Kelvin trabalhava em uma loja de revenda de veículos e, horas antes da tragédia, pediu para sair mais cedo do trabalho, dizendo que precisava resolver algo na faculdade. Na verdade, ele tinha um encontro marcado com um homem que conheceu por meio de um aplicativo de relacionamento.
O encontro e o assalto fatal em Stella Maris
Os dois se encontraram no bairro da Boca do Rio. Quando passavam pela Avenida Mãe Stella de Oxóssi, em Stella Maris, foram surpreendidos por dois criminosos que chegaram em uma motocicleta. A dupla anunciou o assalto, levou os pertences das vítimas e, de forma brutal, atirou em Kelvin. O jovem não resistiu aos ferimentos e morreu no local.

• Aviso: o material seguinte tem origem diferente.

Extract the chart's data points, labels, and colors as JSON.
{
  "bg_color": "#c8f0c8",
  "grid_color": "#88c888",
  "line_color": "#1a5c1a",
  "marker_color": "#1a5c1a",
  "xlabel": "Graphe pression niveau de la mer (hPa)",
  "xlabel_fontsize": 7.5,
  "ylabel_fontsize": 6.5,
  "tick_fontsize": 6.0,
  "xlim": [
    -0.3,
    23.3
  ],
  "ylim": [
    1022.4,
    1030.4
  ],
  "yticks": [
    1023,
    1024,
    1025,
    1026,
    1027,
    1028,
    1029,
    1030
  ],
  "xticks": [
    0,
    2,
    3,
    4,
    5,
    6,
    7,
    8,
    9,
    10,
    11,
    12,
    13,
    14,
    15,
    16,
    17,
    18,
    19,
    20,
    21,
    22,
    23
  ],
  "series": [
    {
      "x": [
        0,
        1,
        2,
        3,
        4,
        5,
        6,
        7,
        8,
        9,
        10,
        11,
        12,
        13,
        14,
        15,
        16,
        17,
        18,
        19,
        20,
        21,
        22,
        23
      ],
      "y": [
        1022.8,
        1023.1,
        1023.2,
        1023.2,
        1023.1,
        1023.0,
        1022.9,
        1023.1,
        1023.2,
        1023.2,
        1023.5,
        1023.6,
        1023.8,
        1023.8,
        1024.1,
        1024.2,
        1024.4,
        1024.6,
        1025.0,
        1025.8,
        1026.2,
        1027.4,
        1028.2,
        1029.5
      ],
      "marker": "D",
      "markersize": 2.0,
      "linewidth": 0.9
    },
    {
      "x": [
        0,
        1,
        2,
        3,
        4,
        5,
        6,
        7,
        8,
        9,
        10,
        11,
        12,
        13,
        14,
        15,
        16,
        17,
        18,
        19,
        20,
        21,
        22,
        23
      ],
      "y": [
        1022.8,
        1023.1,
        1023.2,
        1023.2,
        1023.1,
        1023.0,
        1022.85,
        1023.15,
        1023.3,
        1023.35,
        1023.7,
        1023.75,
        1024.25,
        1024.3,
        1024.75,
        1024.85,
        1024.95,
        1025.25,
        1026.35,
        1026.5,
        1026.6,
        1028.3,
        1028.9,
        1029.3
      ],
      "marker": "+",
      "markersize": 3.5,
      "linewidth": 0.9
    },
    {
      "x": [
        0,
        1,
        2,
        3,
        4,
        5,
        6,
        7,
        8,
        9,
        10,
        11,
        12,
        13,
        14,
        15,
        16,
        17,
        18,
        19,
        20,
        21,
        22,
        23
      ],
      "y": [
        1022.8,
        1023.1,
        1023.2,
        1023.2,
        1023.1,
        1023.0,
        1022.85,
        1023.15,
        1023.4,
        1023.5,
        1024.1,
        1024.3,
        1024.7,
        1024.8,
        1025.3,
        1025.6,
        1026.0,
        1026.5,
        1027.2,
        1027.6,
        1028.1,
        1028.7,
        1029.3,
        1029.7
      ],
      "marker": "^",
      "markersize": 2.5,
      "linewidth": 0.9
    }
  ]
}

O carro de Kelvin foi encontrado no sábado (8) de manhã, no bairro de Mussurunga. Até agora, a polícia ainda não conseguiu identificar nem prender os suspeitos. A Delegacia de Repressão a Furtos e Roubos de Veículos de Salvador (DRFRV/Salvador) é a responsável pela investigação do caso, que busca a autoria do crime e o paradeiro dos assassinos.
A morte de Kelvin ressalta o perigo da violência urbana e a impunidade, deixando uma família em luto e a comunidade em alerta sobre a crescente criminalidade que assola a capital baiana.